Researchers for the Dartmouth Atlas Project inspired a lot of discussion on how to improve Medicare with their 2009 report on regional variation in Medicare spending, and now they have produced another provocative report. This new report examines regional variation in prescriptive medicine, and despite the innocuous title — "The Dartmouth Atlas of Medicare Prescription Drug Use" — the findings are alarming.
For reasons yet to be learned, many Medicare patients are not getting drugs that would be effective in their care, while another group of patients are filling prescriptions for drugs known to be risky and not necessarily effective.

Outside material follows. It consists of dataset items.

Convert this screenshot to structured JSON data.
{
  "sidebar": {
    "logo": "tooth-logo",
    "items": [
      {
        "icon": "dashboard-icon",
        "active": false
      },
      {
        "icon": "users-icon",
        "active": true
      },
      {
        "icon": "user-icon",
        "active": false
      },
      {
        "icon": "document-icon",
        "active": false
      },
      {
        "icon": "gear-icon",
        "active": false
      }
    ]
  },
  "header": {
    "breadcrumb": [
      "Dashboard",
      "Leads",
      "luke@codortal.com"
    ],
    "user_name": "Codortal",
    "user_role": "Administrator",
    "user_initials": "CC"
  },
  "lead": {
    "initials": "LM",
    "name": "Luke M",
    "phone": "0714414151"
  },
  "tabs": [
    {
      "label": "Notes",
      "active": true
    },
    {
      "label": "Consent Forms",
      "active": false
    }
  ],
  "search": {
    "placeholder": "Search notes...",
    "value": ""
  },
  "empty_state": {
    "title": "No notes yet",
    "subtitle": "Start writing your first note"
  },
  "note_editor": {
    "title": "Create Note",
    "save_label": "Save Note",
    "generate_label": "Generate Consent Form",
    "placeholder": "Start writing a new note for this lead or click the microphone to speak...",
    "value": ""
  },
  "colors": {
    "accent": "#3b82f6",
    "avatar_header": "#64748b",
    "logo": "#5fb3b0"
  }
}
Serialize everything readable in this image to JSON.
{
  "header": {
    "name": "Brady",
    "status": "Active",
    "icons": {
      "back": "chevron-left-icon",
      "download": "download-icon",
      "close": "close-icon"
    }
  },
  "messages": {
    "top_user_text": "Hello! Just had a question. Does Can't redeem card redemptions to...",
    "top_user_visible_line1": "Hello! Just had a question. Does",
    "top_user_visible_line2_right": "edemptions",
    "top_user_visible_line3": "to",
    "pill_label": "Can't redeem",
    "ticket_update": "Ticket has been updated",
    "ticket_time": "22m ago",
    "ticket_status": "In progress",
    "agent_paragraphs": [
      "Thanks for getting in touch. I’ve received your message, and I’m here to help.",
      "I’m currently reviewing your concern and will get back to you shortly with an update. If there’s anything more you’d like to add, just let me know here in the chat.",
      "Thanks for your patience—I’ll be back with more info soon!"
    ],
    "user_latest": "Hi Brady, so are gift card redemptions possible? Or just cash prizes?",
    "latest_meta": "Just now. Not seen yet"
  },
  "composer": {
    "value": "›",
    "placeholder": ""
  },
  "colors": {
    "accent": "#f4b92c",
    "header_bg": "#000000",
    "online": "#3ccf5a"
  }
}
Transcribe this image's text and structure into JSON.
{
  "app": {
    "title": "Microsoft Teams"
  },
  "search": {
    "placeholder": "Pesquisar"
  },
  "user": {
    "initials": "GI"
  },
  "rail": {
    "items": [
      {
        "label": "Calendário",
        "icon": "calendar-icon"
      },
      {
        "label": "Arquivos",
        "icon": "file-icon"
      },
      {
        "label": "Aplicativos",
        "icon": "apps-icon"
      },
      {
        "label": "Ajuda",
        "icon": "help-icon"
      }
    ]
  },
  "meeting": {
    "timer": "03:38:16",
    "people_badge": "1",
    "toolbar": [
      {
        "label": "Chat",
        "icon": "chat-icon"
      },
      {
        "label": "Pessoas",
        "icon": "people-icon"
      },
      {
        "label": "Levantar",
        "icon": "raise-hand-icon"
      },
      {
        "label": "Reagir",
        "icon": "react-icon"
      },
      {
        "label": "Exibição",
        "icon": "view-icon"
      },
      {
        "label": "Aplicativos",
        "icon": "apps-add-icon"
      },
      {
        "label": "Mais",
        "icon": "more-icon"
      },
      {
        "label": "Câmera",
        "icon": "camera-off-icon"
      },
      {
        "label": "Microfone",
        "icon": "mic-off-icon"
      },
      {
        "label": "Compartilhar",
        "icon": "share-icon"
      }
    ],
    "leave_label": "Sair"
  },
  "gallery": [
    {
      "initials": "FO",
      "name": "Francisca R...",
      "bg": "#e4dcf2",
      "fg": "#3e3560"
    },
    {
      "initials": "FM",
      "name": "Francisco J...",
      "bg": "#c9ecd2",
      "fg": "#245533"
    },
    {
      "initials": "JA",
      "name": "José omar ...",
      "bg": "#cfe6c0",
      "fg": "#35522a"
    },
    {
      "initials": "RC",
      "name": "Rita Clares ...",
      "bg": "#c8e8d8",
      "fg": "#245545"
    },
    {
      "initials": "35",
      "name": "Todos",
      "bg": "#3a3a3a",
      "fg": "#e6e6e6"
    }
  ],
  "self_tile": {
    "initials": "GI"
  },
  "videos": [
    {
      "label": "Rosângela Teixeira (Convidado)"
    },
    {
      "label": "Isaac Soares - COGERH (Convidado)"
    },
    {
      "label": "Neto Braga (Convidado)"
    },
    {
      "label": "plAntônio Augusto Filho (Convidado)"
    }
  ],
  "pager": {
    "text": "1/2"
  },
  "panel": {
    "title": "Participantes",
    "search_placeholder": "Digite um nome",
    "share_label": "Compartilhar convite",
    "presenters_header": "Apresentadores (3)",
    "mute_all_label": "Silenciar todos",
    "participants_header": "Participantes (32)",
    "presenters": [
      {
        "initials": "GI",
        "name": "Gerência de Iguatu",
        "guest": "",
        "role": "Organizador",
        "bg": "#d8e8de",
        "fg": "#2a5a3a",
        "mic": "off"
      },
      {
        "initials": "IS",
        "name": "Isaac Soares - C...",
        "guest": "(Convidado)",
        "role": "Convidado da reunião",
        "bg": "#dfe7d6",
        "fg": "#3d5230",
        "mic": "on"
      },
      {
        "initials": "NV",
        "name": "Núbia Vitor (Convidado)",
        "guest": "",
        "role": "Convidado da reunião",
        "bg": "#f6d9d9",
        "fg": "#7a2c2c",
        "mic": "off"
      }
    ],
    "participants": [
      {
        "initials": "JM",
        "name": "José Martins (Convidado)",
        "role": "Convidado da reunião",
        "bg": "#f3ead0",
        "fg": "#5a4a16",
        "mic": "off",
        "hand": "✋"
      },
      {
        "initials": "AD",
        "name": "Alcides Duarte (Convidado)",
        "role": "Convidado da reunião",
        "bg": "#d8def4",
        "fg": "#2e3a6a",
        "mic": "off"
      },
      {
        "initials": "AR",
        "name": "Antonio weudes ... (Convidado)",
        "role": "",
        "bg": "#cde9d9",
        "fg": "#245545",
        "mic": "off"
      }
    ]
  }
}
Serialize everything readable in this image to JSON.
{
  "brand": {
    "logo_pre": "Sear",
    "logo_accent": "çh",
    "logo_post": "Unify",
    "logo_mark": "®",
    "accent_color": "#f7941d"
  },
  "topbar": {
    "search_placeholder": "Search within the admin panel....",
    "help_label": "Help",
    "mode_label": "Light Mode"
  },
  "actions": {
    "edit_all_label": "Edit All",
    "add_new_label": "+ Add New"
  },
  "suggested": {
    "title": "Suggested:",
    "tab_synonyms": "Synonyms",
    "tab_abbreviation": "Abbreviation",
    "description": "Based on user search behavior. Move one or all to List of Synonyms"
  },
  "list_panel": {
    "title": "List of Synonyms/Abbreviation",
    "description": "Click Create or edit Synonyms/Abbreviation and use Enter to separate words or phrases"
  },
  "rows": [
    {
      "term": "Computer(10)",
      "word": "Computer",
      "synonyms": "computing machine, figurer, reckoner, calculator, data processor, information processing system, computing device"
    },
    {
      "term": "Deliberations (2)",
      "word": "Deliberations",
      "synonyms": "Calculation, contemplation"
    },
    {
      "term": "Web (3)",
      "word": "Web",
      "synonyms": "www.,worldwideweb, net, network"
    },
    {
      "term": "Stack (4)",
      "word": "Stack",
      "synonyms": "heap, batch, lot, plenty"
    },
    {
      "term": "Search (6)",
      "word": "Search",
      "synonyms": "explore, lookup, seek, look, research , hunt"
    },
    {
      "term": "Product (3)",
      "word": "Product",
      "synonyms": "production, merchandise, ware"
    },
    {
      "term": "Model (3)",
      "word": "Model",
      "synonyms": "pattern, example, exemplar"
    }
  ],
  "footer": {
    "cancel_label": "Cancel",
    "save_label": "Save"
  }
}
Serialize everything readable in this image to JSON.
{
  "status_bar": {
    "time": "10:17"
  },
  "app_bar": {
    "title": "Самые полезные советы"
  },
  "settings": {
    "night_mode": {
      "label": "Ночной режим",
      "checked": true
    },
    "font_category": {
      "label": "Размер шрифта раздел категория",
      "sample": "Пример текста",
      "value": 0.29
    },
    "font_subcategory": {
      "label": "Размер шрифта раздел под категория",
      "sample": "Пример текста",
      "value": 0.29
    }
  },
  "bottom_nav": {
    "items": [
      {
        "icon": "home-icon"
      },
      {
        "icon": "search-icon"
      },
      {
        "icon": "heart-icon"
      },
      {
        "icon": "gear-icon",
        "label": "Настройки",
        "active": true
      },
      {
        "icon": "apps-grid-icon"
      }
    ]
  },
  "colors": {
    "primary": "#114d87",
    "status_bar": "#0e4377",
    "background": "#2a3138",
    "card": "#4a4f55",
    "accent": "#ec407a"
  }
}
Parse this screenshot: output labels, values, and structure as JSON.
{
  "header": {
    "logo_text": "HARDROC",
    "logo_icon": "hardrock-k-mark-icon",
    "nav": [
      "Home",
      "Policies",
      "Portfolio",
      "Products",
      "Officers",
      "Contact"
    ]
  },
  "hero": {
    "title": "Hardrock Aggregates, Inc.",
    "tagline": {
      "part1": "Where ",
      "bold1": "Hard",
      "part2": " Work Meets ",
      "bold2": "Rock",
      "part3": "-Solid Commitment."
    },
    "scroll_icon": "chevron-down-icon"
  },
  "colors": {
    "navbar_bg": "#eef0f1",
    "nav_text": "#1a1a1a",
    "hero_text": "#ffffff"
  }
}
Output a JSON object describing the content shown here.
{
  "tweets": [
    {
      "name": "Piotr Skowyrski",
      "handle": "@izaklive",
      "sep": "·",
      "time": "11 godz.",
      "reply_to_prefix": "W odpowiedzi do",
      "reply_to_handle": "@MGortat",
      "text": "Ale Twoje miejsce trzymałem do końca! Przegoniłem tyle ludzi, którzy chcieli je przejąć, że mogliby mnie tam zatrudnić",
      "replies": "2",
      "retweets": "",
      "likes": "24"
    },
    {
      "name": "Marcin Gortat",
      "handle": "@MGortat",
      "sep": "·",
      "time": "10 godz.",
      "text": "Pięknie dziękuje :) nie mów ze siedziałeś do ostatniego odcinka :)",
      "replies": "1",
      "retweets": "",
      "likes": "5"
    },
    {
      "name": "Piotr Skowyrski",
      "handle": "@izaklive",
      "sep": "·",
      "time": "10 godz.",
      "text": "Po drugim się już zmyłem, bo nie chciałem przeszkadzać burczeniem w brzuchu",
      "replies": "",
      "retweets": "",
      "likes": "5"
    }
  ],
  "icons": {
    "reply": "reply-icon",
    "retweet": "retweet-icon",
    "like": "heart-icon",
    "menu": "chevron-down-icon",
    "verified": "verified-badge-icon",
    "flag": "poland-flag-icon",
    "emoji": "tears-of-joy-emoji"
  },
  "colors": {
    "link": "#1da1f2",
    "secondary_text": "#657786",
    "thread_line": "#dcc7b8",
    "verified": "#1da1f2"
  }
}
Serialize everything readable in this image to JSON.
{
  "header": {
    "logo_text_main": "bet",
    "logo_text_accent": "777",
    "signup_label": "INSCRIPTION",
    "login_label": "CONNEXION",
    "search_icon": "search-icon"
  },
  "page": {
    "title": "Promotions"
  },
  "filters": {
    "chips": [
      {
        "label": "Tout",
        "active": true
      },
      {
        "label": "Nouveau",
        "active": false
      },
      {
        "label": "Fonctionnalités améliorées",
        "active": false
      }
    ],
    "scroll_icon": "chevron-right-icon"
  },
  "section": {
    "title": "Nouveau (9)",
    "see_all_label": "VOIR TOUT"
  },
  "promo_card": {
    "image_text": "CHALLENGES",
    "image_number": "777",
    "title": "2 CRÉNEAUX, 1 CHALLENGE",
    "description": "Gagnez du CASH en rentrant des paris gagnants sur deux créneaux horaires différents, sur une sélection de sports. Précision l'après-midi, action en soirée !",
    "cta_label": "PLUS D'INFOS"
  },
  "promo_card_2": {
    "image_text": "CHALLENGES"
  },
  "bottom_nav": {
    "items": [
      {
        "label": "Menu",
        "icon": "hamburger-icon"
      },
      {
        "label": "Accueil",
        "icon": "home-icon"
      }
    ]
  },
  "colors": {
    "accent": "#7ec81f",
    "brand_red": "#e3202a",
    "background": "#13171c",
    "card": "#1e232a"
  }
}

The authors found variation between regions in both categories of drugs, indicating that some regions are under-prescribing effective drugs and over-prescribing risky drugs.
"We have a lot of room to do better," says Jeffrey Munson, M.D., an assistant professor at the Dartmouth Institute for Health Policy & Clinical Practice and lead author of the report, which studied 2010 outpatient prescription data for Medicare Part D. "We're learning that prescription drugs have tremendous potential for benefit but they also have tremendous potential for harm," Munson says.
Hospitals and physicians may have a hand in this mismatch of medicines to maladies as a result of patient discharges that could be handled better in two primary ways, even though the data studied are outpatient related, he says.
Before a patient leaves the hospital is a good place to get a patient started on a drug that has benefits in the long-term. Some heart attack patients may not continue to take a recommended beta-blocker for even the first six months after discharge — three years is the recommendation — without intervention before they leave the hospital and follow-up after.
Similarly, some patients may be continuing to take risky drugs that were started as a short-term measure while in the hospital but that should be discontinued after they leave. Proton pump inhibitors, used to treat heartburn and ulcers, are an example of a medicine that the elderly are taking too much.
The percentage of patients taking a proton pump inhibitor varied from 15.8 percent in Grand Junction, Colo., to 45.5 percent in Miami. Despite the benefits of taking them to some, many would be better off on another drug, particularly given that studies are indicating there can be rare but serious side effects.
Sometimes they are initiated in the hospital. "Once those patients leave, they don’t have to take them anymore, but they continue to," Munson says.
The actual reasons why there is such variation are unknown at this point. "That's the million dollar question," Munson says, adding that it's not because of variations in health or income.
Dartmouth researchers would welcome further study of the issue to come up with some causes for the variation.